Marianne Boesky Gallery
509 West 24th Street
Through March 8, 2025
Deploying the visual language of minimalism and geometric abstraction, Serge Alain Nitegeka reappropriates modernism’s formal preoccupations with color, line, and space to examine the lingering effects—both personal and political—of forced migration. Drawing on his own history as a refugee, Nitegeka erects—at times quite literally—barriers, obstacles, and borders both visual and physical for the viewer to traverse. Conjuring unsettling abstracted, obstruction-laden landscapes—in both two dimensions and three—Nitegeka evokes the psychological experience of political displacement and statelessness.

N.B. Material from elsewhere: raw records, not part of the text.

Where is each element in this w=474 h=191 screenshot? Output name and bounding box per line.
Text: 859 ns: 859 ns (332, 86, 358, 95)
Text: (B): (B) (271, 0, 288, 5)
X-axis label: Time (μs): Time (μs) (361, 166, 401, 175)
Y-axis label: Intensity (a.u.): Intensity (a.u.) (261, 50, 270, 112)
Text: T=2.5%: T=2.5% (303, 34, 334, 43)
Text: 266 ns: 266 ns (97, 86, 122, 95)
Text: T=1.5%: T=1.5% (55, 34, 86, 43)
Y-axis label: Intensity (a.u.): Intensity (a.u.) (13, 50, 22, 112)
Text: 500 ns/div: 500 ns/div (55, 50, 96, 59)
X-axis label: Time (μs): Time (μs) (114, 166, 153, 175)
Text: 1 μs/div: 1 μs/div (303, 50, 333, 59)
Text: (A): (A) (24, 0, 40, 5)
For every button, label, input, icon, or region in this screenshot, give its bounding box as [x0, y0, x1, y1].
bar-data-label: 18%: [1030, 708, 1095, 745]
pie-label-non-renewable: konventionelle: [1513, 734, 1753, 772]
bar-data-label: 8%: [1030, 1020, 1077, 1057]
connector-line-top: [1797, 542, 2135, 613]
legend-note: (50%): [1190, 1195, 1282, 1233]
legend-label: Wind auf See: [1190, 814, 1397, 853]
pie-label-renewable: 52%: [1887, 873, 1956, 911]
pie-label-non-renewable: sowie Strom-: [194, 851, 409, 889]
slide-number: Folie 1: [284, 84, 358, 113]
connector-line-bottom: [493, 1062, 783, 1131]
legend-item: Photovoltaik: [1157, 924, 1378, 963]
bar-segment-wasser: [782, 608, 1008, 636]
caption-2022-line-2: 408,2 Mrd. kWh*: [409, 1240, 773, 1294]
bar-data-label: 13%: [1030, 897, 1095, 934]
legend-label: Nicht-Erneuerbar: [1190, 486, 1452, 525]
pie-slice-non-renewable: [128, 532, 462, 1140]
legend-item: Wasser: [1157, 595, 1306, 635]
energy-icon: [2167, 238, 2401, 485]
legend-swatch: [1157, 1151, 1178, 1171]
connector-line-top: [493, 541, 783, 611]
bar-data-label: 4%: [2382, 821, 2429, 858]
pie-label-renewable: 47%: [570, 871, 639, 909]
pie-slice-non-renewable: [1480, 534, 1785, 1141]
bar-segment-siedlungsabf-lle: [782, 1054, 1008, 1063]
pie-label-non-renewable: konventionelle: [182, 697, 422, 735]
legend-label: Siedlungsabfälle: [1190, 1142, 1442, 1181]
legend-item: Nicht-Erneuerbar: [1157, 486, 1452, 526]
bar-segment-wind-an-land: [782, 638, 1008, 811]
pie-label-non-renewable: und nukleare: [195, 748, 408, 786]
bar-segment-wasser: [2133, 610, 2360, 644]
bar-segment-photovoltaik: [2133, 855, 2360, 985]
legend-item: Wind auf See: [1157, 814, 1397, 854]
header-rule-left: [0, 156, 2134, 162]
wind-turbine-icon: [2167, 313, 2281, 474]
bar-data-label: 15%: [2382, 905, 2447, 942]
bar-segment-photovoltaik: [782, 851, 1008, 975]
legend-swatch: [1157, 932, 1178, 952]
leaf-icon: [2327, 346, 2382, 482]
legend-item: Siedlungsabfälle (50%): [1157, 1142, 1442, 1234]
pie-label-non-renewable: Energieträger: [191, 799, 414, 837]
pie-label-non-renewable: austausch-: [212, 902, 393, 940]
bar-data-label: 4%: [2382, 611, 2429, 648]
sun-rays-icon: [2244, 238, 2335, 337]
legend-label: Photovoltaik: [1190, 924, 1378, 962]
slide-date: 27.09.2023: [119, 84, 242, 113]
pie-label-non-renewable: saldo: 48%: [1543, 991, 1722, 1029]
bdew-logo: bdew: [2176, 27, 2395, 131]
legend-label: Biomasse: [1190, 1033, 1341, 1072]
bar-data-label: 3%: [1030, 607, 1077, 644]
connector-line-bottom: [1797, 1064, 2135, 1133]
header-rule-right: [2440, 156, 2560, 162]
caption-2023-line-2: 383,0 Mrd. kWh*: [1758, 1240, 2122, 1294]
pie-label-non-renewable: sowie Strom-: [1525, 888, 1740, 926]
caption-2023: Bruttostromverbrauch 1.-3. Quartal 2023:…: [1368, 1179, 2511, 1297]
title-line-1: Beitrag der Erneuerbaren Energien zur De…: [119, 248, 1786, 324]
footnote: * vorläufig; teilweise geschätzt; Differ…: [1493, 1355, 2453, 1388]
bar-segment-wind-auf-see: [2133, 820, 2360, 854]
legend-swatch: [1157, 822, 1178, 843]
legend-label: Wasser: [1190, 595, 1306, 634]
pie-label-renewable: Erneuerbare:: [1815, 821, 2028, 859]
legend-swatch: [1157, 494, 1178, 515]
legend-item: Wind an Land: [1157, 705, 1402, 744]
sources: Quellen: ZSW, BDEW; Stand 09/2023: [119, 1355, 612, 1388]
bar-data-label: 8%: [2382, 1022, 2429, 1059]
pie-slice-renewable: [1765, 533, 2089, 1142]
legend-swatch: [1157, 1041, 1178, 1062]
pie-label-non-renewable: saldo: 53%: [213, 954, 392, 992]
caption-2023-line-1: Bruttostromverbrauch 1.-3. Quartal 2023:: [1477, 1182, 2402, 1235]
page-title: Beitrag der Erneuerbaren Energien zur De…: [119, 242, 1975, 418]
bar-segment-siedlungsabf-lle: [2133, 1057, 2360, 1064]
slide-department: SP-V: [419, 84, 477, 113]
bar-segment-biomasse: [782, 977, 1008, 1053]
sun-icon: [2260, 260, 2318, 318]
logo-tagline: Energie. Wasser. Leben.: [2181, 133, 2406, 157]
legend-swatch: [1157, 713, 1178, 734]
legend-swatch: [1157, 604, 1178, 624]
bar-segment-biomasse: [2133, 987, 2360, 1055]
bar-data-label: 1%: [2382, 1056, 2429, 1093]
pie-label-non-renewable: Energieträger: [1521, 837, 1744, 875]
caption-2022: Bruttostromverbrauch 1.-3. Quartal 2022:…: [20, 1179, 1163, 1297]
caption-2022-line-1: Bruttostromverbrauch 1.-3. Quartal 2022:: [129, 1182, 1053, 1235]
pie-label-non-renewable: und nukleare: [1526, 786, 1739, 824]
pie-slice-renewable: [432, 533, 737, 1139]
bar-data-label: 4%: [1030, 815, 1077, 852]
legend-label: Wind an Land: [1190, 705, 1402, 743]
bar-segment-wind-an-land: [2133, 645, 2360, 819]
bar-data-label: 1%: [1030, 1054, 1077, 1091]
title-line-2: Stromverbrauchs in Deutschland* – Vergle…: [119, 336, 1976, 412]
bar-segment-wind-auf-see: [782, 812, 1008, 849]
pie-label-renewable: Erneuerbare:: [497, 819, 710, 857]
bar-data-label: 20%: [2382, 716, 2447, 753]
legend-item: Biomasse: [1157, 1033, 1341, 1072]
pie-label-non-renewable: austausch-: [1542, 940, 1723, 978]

For Configurations in Black, Nitegeka debuts a new suite of paintings and sculptures—which he began working on more than two years ago, in a season of experimentation following a global pandemic. In the resulting paintings on plywood, Nitegeka conjures abstract landscapes defined by loose, organic planes of color—dark gray, bright orange, sunny yellow, vibrant teal. Heavy black lines run across the compositions at various angles while silhouetted figures—borrowed from the artist’s 2012 film Black Subjects—tumble through space, many of them balancing bundles on their backs or shoulders. On canvas, a material Nitegeka returns to for the first time since university, the heavy black lines that appear on plywood—and throughout the artist’s oeuvre—vanish, leaving the figures to float through the landscape with no sense of a horizon line, no sense of which way is up or down, no sense of where they’re coming from or where they’re going. With the painted wood sculptures, Nitegeka evokes the unnamed parcels that the figures in the paintings carry on their backs and shoulders, representing, perhaps the personal effects—and psychological burdens—that migrants carry along their journeys.